Vaccine Policy Change Likely To Lower Michigan Waivers
By David Eggert, Associated Press
LANSING (AP) - Health experts hope that a month-old change in Michigan's vaccination waiver policy will ensure more kids are immunized in a state with the country's fourth-highest percentage of kindergartners exempted from at least one vaccine.
The new rule, sought by Gov. Rick Snyder's administration and approved by lawmakers, took effect Jan. 1 and was issued amid a concerning rise in whooping cough and measles cases.
It requires parents wanting a nonmedical waiver to first be educated by a local health department about the risks of not receiving vaccines and the benefits of vaccination to their child and community. Parents previously could get a philosophical or religious waiver without meeting with a health official.
"Right off the top, 30 percent of (those) parents are going to just get their kids vaccinated," said Mark Largent, a Michigan State University associate professor who wrote the 2012 book "Vaccine: The Debate in Modern America."
"We know if we make it more difficult, more parents will opt to vaccinate their kids than not to. But the remaining two-thirds or so, they're going to harden their resistance," he said.
Roughly 7,000, or 5.9 percent, of the state's kindergartners were exempted from one or more vaccines in the last school year -- ranking only below Oregon, Idaho and Vermont. The median waiver rate nationally is 1.8 percent.
More than nine in 10 Michigan waivers were for non-medical reasons, mostly on philosophical grounds. Michigan is among just 19 states with philosophical waivers, but legislators seem unlikely to eliminate them.
"I don't believe in mandatory vaccination," said Rep.
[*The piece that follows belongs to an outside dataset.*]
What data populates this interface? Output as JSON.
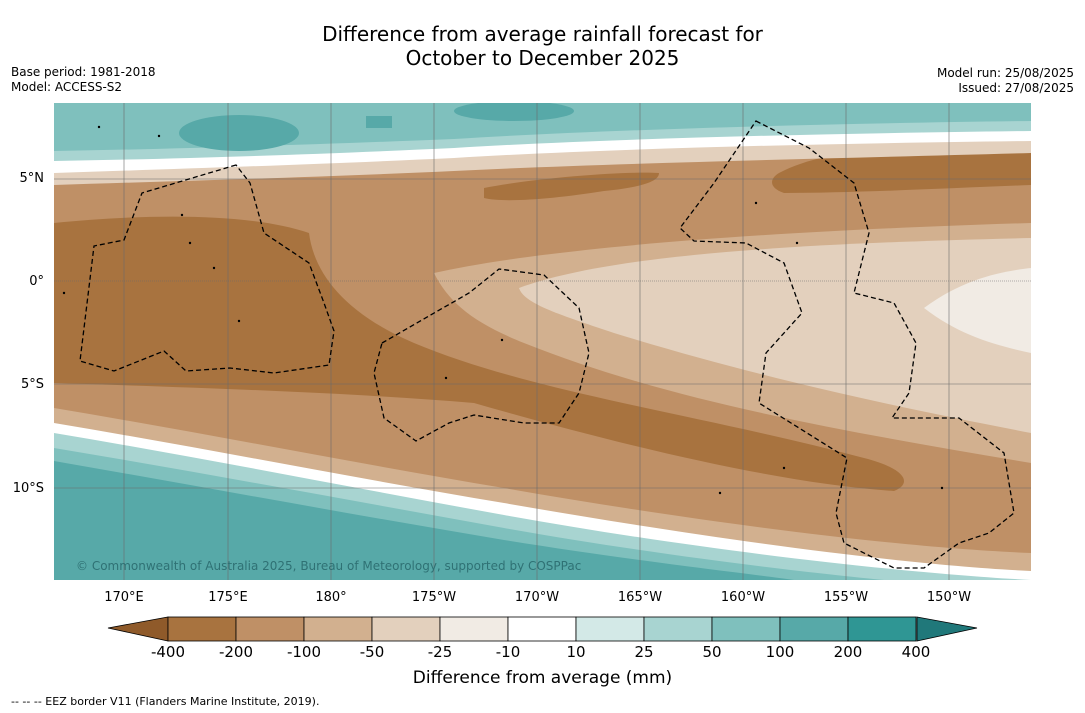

Mike Callton, a Nashville Republican and chairman of the House Health Policy Committee. "If a parent has serious concerns - and I don't care if they're valid or not - the parents are afraid, and I think we should respect that."
Recent outbreaks have put parents who refuse vaccines for their children on the defensive.
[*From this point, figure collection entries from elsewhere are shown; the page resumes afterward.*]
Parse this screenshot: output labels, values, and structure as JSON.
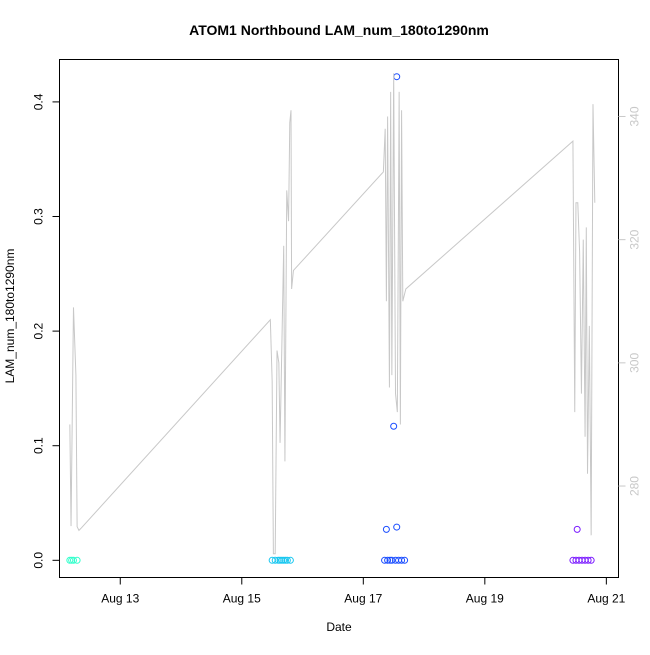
{
  "chart_data": {
    "type": "scatter",
    "title": "ATOM1 Northbound LAM_num_180to1290nm",
    "xlabel": "Date",
    "ylabel": "LAM_num_180to1290nm",
    "x_tick_labels": [
      "Aug 13",
      "Aug 15",
      "Aug 17",
      "Aug 19",
      "Aug 21"
    ],
    "x_tick_values": [
      13,
      15,
      17,
      19,
      21
    ],
    "xlim": [
      12.0,
      21.2
    ],
    "ylim": [
      -0.015,
      0.437
    ],
    "y_tick_values": [
      0.0,
      0.1,
      0.2,
      0.3,
      0.4
    ],
    "y_tick_labels": [
      "0.0",
      "0.1",
      "0.2",
      "0.3",
      "0.4"
    ],
    "y2_tick_values": [
      280,
      300,
      320,
      340
    ],
    "y2_tick_labels": [
      "280",
      "300",
      "320",
      "340"
    ],
    "y2lim": [
      265.15,
      349.25
    ],
    "series": [
      {
        "kind": "points",
        "color": "#33ffcc",
        "points": [
          [
            12.17,
            0
          ],
          [
            12.2,
            0
          ],
          [
            12.23,
            0
          ],
          [
            12.29,
            0
          ]
        ]
      },
      {
        "kind": "points",
        "color": "#19c7f0",
        "points": [
          [
            15.5,
            0
          ],
          [
            15.55,
            0
          ],
          [
            15.6,
            0
          ],
          [
            15.63,
            0
          ],
          [
            15.66,
            0
          ],
          [
            15.69,
            0
          ],
          [
            15.72,
            0
          ],
          [
            15.75,
            0
          ],
          [
            15.8,
            0
          ]
        ]
      },
      {
        "kind": "points",
        "color": "#1a4dff",
        "points": [
          [
            17.38,
            0.027
          ],
          [
            17.35,
            0
          ],
          [
            17.4,
            0
          ],
          [
            17.44,
            0
          ],
          [
            17.47,
            0
          ],
          [
            17.5,
            0.117
          ],
          [
            17.53,
            0
          ],
          [
            17.55,
            0.029
          ],
          [
            17.55,
            0.422
          ],
          [
            17.58,
            0
          ],
          [
            17.63,
            0
          ],
          [
            17.68,
            0
          ]
        ]
      },
      {
        "kind": "points",
        "color": "#7a1aff",
        "points": [
          [
            20.52,
            0.027
          ],
          [
            20.45,
            0
          ],
          [
            20.5,
            0
          ],
          [
            20.55,
            0
          ],
          [
            20.6,
            0
          ],
          [
            20.65,
            0
          ],
          [
            20.7,
            0
          ],
          [
            20.75,
            0
          ]
        ]
      },
      {
        "kind": "line",
        "axis": "y2",
        "color": "#c8c8c8",
        "points": [
          [
            12.17,
            290
          ],
          [
            12.19,
            273.5
          ],
          [
            12.23,
            309
          ],
          [
            12.27,
            298
          ],
          [
            12.29,
            273.4
          ],
          [
            12.32,
            272.8
          ],
          [
            12.36,
            273.2
          ],
          [
            15.47,
            307
          ],
          [
            15.5,
            297
          ],
          [
            15.52,
            269
          ],
          [
            15.55,
            269
          ],
          [
            15.58,
            302
          ],
          [
            15.61,
            300
          ],
          [
            15.63,
            287
          ],
          [
            15.66,
            303
          ],
          [
            15.69,
            319
          ],
          [
            15.71,
            284
          ],
          [
            15.74,
            328
          ],
          [
            15.77,
            323
          ],
          [
            15.79,
            339
          ],
          [
            15.81,
            341
          ],
          [
            15.82,
            312
          ],
          [
            15.85,
            315
          ],
          [
            17.33,
            331
          ],
          [
            17.36,
            338
          ],
          [
            17.38,
            310
          ],
          [
            17.4,
            340
          ],
          [
            17.43,
            296
          ],
          [
            17.45,
            344
          ],
          [
            17.47,
            298
          ],
          [
            17.5,
            347
          ],
          [
            17.53,
            295
          ],
          [
            17.56,
            292
          ],
          [
            17.59,
            344
          ],
          [
            17.61,
            290
          ],
          [
            17.63,
            341
          ],
          [
            17.65,
            310
          ],
          [
            17.7,
            312
          ],
          [
            20.45,
            336
          ],
          [
            20.48,
            292
          ],
          [
            20.5,
            326
          ],
          [
            20.53,
            326
          ],
          [
            20.56,
            318
          ],
          [
            20.59,
            295
          ],
          [
            20.62,
            320
          ],
          [
            20.65,
            288
          ],
          [
            20.67,
            322
          ],
          [
            20.69,
            282
          ],
          [
            20.72,
            306
          ],
          [
            20.75,
            272
          ],
          [
            20.78,
            342
          ],
          [
            20.81,
            326
          ]
        ]
      }
    ]
  }
}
In November, a Traverse City charter school closed for a week because of a whooping cough outbreak. More than 100 measles cases in at least seven states have been linked to people who visited or worked at Disneyland in December or exposure to infected people who went there.
And on Thursday, health officials said five infants attending a suburban Chicago day care center had been diagnosed with measles and about 10 more children, including some also too young for vaccinations, could have been exposed to the disease.
Snyder, a Republican, declined to say if immunizations should be mandatory but encouraged vaccinations.
"I am not going to dive in on the entire national dialogue right now other than to say that measles is a serious disease and I would hope that parents are getting their kids vaccinated unless they have a serious religious or other serious reason not to do so," he said.
Despite Michigan's high number of waivers, it ranks in the middle of states in the percentage of children who have been immunized. Kids who are fully vaccinated or who have received a specific vaccine are at record highs, Largent said, but so are waivers.
How can that be?
Public health officials are successfully pressuring school districts and day care providers to make sure kids are either vaccinated or have a waiver, Largent said. A third category of kids - who don't have all their vaccines but also don't have waivers - is shrinking.
He said there's "angst" about the growing number of waivers for two reasons: unvaccinated children cluster together and, in a shift, now tend to come from more educated, affluent families.
Nine Michigan counties had double-digit kindergarten waiver percentages a year ago, ranging from smaller communities like Leelanau near Traverse City (19.5 percent) to Oakland in the northern Detroit suburbs (10.1 percent).
Vaccine schedules call for children to be inoculated 35 times by kindergarten, 25 times by the 18-month-old mark, Largent said. He said parents are choosing to delay immunizations, which can make kids vulnerable to diseases for a longer period of time.
"The vast majority of them, their kids have some vaccines," Largent said. "What parents are doing is going rogue and deciding what vaccines to give their kids and when to give them."
He said parents who choose not to vaccinate shouldn't be dismissed as "lazy, selfish or ignorant" because public health officials must understand their motivations if they hope to reduce waivers.
Sen. Curtis Hertel Jr., an East Lansing Democrat who sits on the Senate Health Policy Committee, said the most important thing is educating parents. He will soon meet with state Department of Community Health officials to see how the new vaccine waiver rule is working and if further steps should be taken.
He may propose unspecified legislation that aims to safeguard kids who can't be immunized for medical reasons.
"The largest group that's at risk are kids that can't get vaccines. ... I'm going to do everything I can to find a place in law to make sure that they are protected," Hertel said.